Most designers rely on a color, a feeling or a recent vacation to spark their creativity. For Carmen Marc Valvo, this fall is all about shoes. The longtime designer built his collection around a new line of footwear, Carmen Marc Valvo Calzature, that arrives in stores in September.
Because he designed the shoes first, "this collection is backwards a little bit," Valvo confessed to a select audience at the American Express Skybox at Mercedes-Benz Fashion Week, at the conclusion of his runway show. "With shoes, you have to work six months in advance of even the clothing, so we wanted to base it in black. With the girls, you never know what shoe size they are.

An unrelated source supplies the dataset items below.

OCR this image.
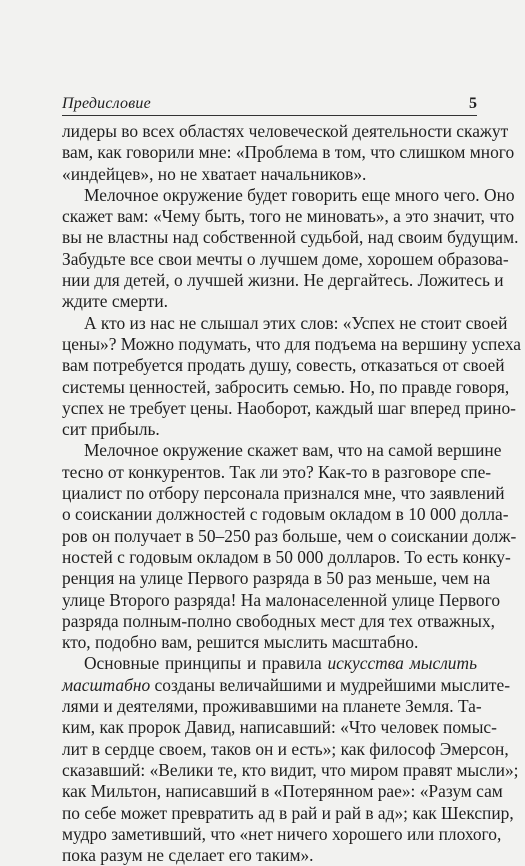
Предисловие	5
лидеры во всех областях человеческой деятельности скажут
вам, как говорили мне: «Проблема в том, что слишком много
«индейцев», но не хватает начальников».
Мелочное окружение будет говорить еще много чего. Оно
скажет вам: «Чему быть, того не миновать», а это значит, что
вы не властны над собственной судьбой, над своим будущим.
Забудьте все свои мечты о лучшем доме, хорошем образова-
нии для детей, о лучшей жизни. Не дергайтесь. Ложитесь и
ждите смерти.
А кто из нас не слышал этих слов: «Успех не стоит своей
цены»? Можно подумать, что для подъема на вершину успеха
вам потребуется продать душу, совесть, отказаться от своей
системы ценностей, забросить семью. Но, по правде говоря,
успех не требует цены. Наоборот, каждый шаг вперед прино-
сит прибыль.
Мелочное окружение скажет вам, что на самой вершине
тесно от конкурентов. Так ли это? Как-то в разговоре спе-
циалист по отбору персонала признался мне, что заявлений
о соискании должностей с годовым окладом в 10 000 долла-
ров он получает в 50–250 раз больше, чем о соискании долж-
ностей с годовым окладом в 50 000 долларов. То есть конку-
ренция на улице Первого разряда в 50 раз меньше, чем на
улице Второго разряда! На малонаселенной улице Первого
разряда полным-полно свободных мест для тех отважных,
кто, подобно вам, решится мыслить масштабно.
Основные принципы и правила искусства мыслить
масштабно созданы величайшими и мудрейшими мыслите-
лями и деятелями, проживавшими на планете Земля. Та-
ким, как пророк Давид, написавший: «Что человек помыс-
лит в сердце своем, таков он и есть»; как философ Эмерсон,
сказавший: «Велики те, кто видит, что миром правят мысли»;
как Мильтон, написавший в «Потерянном рае»: «Разум сам
по себе может превратить ад в рай и рай в ад»; как Шекспир,
мудро заметивший, что «нет ничего хорошего или плохого,
пока разум не сделает его таким».
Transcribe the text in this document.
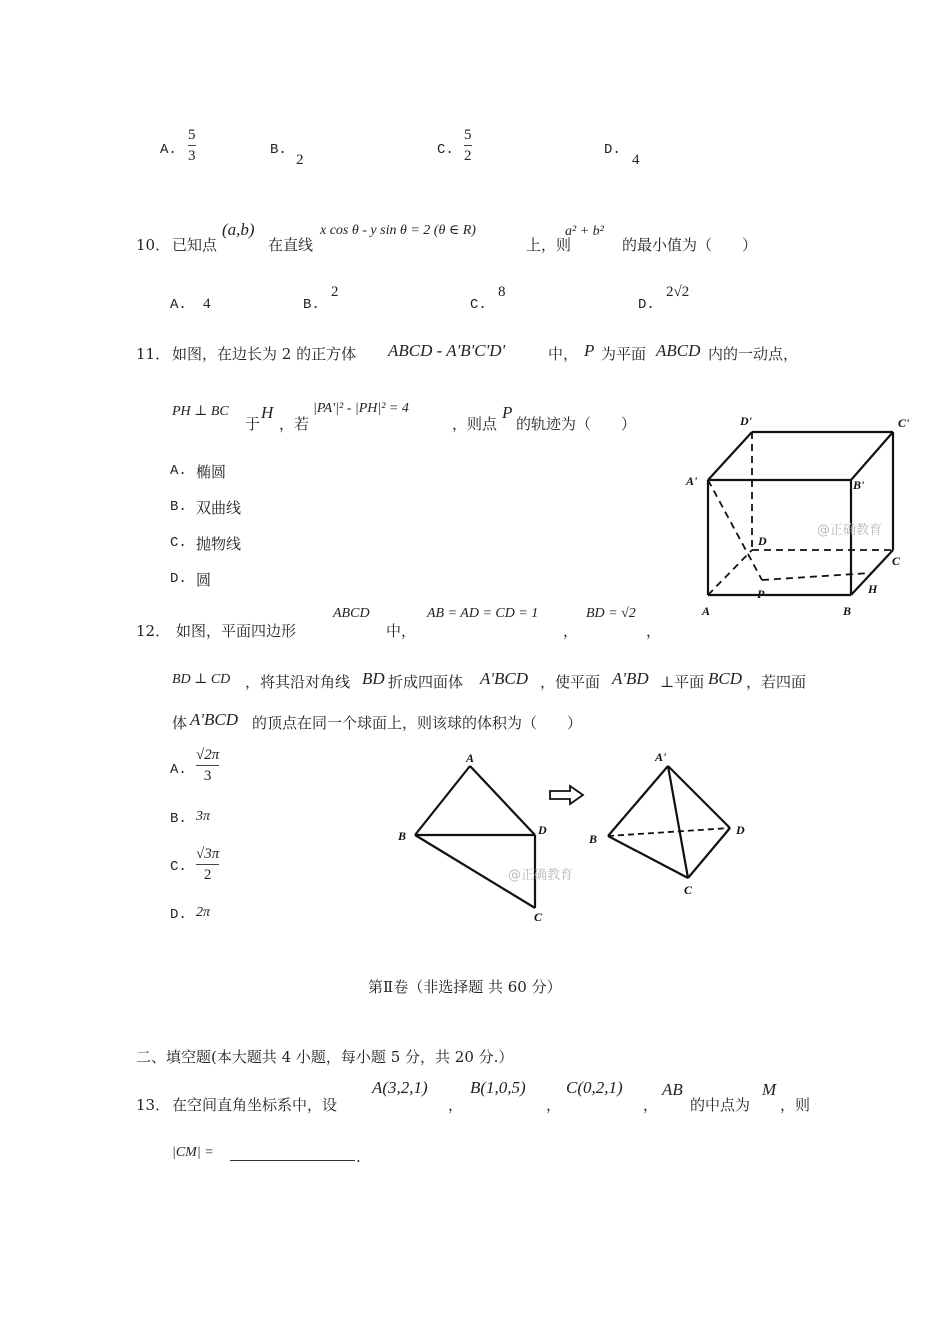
A.
5
3	B.
2
C.
5
2	D.
4
10． 已知点
(a,b)
在直线
x cos θ - y sin θ = 2 (θ ∈ R)
上，则
a² + b²
的最小值为（　　）
A. 4	B.
2
C.
8
D.
2√2
11． 如图，在边长为 2 的正方体 ABCD - A'B'C'D'	中， P 为平面 ABCD 内的一动点，
PH ⊥ BC
于
H
，若
|PA'|² - |PH|² = 4
，则点
P
的轨迹为（　　）
A. 椭圆
B. 双曲线
C. 抛物线
D. 圆
D'	C'
A'	B'
D
C
A
P
B
H
@正确教育
12． 如图，平面四边形
ABCD
中，
AB = AD = CD = 1
，
BD = √2
，
BD ⊥ CD ，将其沿对角线 BD 折成四面体 A'BCD ，使平面 A'BD ⊥平面 BCD ，若四面
体 A'BCD 的顶点在同一个球面上，则该球的体积为（　　）
A.
√2π
3
B. 3π
C.
√3π
2
D. 2π
A
B	D
C
A'
B
D
C
@正确教育
第Ⅱ卷（非选择题 共 60 分）
二、填空题(本大题共 4 小题，每小题 5 分，共 20 分.）
13． 在空间直角坐标系中，设
A(3,2,1)
，
B(1,0,5)
，
C(0,2,1)
，
AB
的中点为
M
，则
|CM| =	.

If you base it in black, you don't have to worry about it."
"I wanted it to be rich," Valvo said of his collection. "It started out with Oscar Wilde and then it morphed into Mozart, Edgar Allan Poe, and a little bit of rock and roll."
He created a moody collection that gives a nod to baroque and punk themes. "I wanted it to be rich," he said. "It started out with Oscar Wilde and then it morphed into Mozart, Edgar Allan Poe, and a little bit of rock and roll."

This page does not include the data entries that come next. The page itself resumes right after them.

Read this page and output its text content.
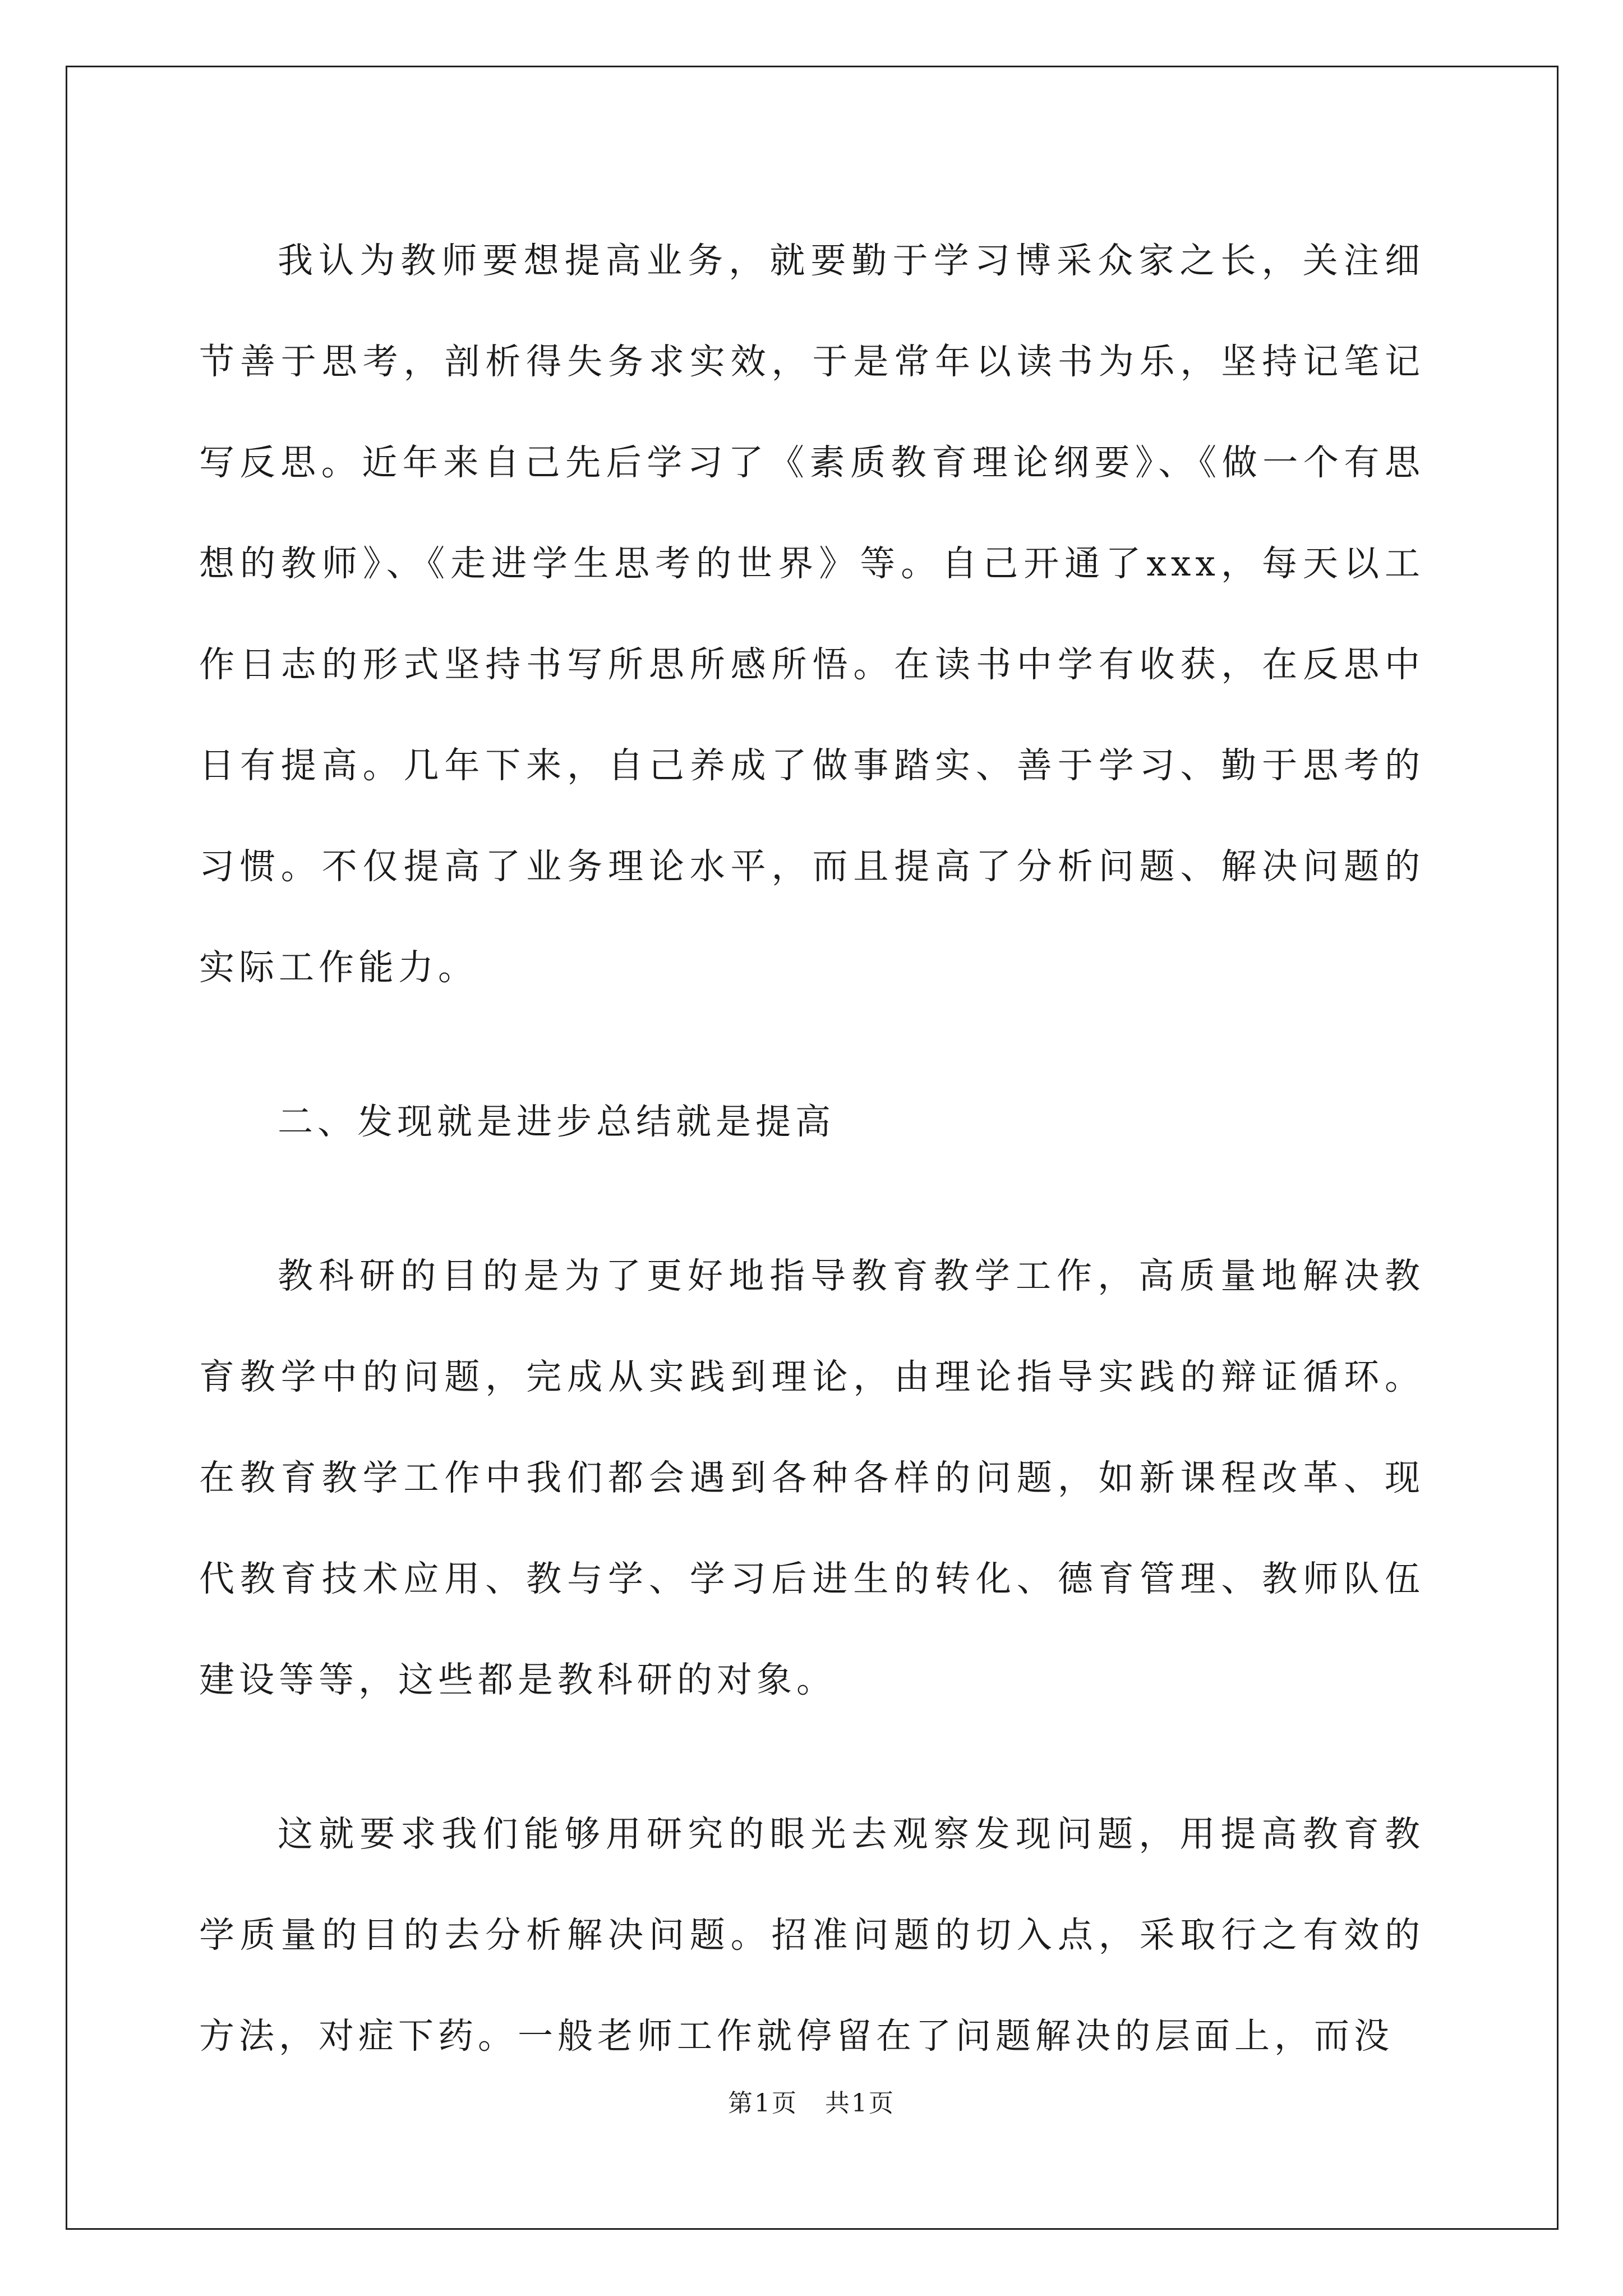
我认为教师要想提高业务，就要勤于学习博采众家之长，关注细节善于思考，剖析得失务求实效，于是常年以读书为乐，坚持记笔记写反思。近年来自己先后学习了《素质教育理论纲要》、《做一个有思想的教师》、《走进学生思考的世界》等。自己开通了xxx，每天以工作日志的形式坚持书写所思所感所悟。在读书中学有收获，在反思中日有提高。几年下来，自己养成了做事踏实、善于学习、勤于思考的习惯。不仅提高了业务理论水平，而且提高了分析问题、解决问题的实际工作能力。

二、发现就是进步总结就是提高

教科研的目的是为了更好地指导教育教学工作，高质量地解决教育教学中的问题，完成从实践到理论，由理论指导实践的辩证循环。在教育教学工作中我们都会遇到各种各样的问题，如新课程改革、现代教育技术应用、教与学、学习后进生的转化、德育管理、教师队伍建设等等，这些都是教科研的对象。

这就要求我们能够用研究的眼光去观察发现问题，用提高教育教学质量的目的去分析解决问题。招准问题的切入点，采取行之有效的方法，对症下药。一般老师工作就停留在了问题解决的层面上，而没

第1页 共1页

Indeed, the sensual collection includes leather skirts in a baroque pattern, gowns with alligator insets and cocktail dresses of patent leather square tile embroidery. As promised, the collection is mostly black, with touches of dark purple and burgundy — and one red baroque embroidered gown as an exclamation point.

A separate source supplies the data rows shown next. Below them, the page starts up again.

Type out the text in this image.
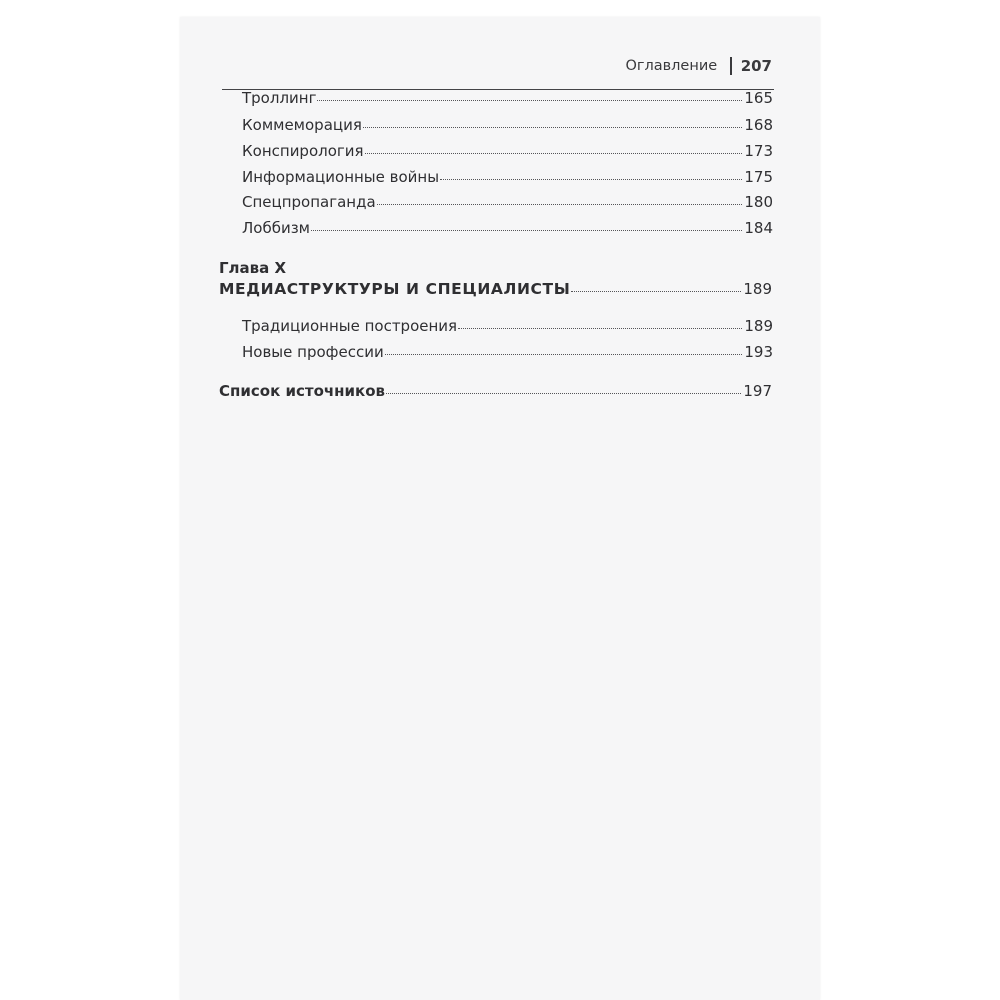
Оглавление 207
Троллинг	165
Коммеморация	168
Конспирология	173
Информационные войны	175
Спецпропаганда	180
Лоббизм	184
Глава X
МЕДИАСТРУКТУРЫ И СПЕЦИАЛИСТЫ	189
Традиционные построения	189
Новые профессии	193
Список источников	197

The runway show featured three shoe styles from Valvo's collection: Beth, a feminine bootie accented with mesh; Elsie, a patent leather Mary Jane with double strap and pointed closure; and Mara, a pointed-toe pump with a double-wrap ankle strap.
Valvo, who was at the AmEx Skybox with 666 Park Avenue actress Helena Mattsson, told the audience he has been interested in fashion since age 7, but his father, a doctor, and mother, a nurse, wanted him to become a plastic surgeon. In a way, he fulfilled their dream.
"I use a needle and thread," he said, "but I do it in a less invasive manner."